Posted Jun 27 2016

Elvis & Nixon - This Movie 'King-Rocks

Dir: Liza Johnson

Starring Michael Shannon, Kevin Spacey, Alex Pettyfer, Johnny Knoxville, Colin Hanks, Evan Peters, Tracy Letts, Tate Donovan

First off, Michael Shannon – he of the incredibly oblong face – looks nothing like Elvis. Yes, they’ve given him some hair and some belts – but Elvis was a great Greek God of a man. Shannon looks like a plastic action figure that got left out in the sun and melted into – well – an incredibly oblong face. But boy does he nail the King. If not visually, then in the voice and – especially – the physicality and the mannerisms. (Elvis as Jedi-prototype anyone?)  His Elvis is not he real Elvis but a variation on a theme…as indeed is this whole movie.

Elvis did in fact meet Tricky Dick Nixon in 1971, and did indeed take that famous photo, and did indeed get awarded a special badge as a “federal agent at large” for his troubles. Elvis’s plan – probably not one of his finest – was to work for Nixon’s government undercover, infiltrating everyone from the Haight-Ashbury stoners to the Back Panthers. His logic being, hell, he’d made 30 odd movies (some of them very odd) and therefore was an actor, a master of disguise. It’s not like anyone would peg he was Elvis for chrissakes.

Johnson’s film (co-written by Cary Elwes of all people “as you wish”) takes that bit of coal (from the days before Nixon was recording all his meetings in a heightened paranoid fugue) and turns it into – if not quite a diamond – then certainly a very pleasant shiny thing.

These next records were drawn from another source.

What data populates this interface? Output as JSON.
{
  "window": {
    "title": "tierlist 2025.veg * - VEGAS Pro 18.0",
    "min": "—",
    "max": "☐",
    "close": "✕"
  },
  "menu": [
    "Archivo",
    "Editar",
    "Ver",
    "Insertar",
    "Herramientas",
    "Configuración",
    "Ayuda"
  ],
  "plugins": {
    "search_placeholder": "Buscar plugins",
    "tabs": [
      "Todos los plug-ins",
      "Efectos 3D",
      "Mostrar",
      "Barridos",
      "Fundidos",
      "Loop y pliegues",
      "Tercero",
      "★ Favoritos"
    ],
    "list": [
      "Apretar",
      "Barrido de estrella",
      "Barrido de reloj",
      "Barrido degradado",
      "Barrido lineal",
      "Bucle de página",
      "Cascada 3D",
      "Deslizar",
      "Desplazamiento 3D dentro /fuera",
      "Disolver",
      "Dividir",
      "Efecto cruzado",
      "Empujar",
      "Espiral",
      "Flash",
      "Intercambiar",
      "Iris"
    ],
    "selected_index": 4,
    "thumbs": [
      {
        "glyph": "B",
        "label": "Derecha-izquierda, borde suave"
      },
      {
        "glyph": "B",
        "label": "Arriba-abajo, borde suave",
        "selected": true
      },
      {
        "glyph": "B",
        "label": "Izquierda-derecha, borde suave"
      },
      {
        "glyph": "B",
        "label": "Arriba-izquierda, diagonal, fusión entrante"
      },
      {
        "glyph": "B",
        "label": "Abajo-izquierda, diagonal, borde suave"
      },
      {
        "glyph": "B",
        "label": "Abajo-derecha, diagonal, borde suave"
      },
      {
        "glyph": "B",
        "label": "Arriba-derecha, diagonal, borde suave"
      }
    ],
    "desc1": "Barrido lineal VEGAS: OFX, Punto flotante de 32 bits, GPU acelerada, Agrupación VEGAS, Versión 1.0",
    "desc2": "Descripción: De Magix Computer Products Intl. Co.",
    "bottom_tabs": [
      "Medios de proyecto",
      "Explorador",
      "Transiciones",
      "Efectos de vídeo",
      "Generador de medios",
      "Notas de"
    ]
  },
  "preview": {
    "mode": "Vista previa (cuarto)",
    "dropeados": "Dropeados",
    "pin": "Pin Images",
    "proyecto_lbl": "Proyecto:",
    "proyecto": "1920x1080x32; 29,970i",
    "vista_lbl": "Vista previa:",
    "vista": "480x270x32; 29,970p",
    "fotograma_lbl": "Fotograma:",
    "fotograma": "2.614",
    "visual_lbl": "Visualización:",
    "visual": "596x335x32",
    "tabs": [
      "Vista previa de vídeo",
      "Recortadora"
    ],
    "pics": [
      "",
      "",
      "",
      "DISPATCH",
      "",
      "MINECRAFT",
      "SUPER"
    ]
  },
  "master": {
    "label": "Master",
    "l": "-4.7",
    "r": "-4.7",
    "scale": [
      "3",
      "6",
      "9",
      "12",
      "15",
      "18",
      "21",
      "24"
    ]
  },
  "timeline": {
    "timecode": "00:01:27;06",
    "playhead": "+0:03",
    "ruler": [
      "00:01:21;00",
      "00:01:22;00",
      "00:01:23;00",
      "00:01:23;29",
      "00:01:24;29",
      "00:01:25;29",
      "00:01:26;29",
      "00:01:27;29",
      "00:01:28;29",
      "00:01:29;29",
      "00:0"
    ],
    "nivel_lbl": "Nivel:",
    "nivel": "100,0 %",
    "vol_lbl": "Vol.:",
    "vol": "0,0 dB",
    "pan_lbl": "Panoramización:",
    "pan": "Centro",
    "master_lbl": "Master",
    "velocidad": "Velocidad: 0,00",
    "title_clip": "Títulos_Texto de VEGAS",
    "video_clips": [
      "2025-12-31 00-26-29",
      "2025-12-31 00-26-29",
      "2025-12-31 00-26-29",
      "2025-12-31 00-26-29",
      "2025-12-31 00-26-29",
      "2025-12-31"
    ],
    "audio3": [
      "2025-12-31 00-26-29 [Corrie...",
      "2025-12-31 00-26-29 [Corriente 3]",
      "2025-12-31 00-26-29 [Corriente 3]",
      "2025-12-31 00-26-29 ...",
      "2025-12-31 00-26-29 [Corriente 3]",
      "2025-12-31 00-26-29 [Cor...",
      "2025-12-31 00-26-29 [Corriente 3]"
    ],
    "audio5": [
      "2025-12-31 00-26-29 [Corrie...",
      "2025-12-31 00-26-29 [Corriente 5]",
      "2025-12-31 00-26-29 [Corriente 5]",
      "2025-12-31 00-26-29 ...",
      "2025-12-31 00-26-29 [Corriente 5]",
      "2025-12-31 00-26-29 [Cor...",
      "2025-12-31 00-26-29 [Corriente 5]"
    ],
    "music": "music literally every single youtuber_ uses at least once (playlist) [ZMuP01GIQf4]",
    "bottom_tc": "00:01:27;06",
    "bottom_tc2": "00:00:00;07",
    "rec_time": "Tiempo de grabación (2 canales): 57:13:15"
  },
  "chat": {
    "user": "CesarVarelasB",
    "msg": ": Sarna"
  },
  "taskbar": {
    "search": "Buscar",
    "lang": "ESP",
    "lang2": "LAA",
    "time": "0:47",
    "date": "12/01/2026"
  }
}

Eschewing any of Elvis’ own tunes (whether through choice or finance) it moves along to a sharp period jazzy score that evokes mid-period Soderbergh as much as anything. And it has he of the oblong jaw. Shannon is delightful in this – for all he doesn’t have the face for Presley, he seems to find what we – hope – may well be the man’s soul. As lost and slightly absurd as the man is in this scenario, Shannon finds pathos and sincerity. This is by no means disrespectful, it’s an attempt to understand. And is remarkably empathetic.

Spacey goes the other way completely and plays Tricky Dick as almost a caricature – which is once again, given the smart tone of Johnson’s movie, completely the right way to go. The two are kept apart for most of the film’s well judged, relatively short and tight running time. But when they do share the Oval, the two – both actors and the icons they depict – come together beautifully.

And they’re aided and abetted by a rather fine supporting team – the formerly anodyne Pettyfer is a revelation as Presley confidante Jerry Schilling, Knoxville is fine, and – playing for the Presidential team – Hanks and Peters are terrific.

Elvis & Nixon is a film that takes a little moment of history and just runs with it. It may not be the full true story, but it really knows how to have fun extrapolation same. A really well acted, sweet little knockabout movie.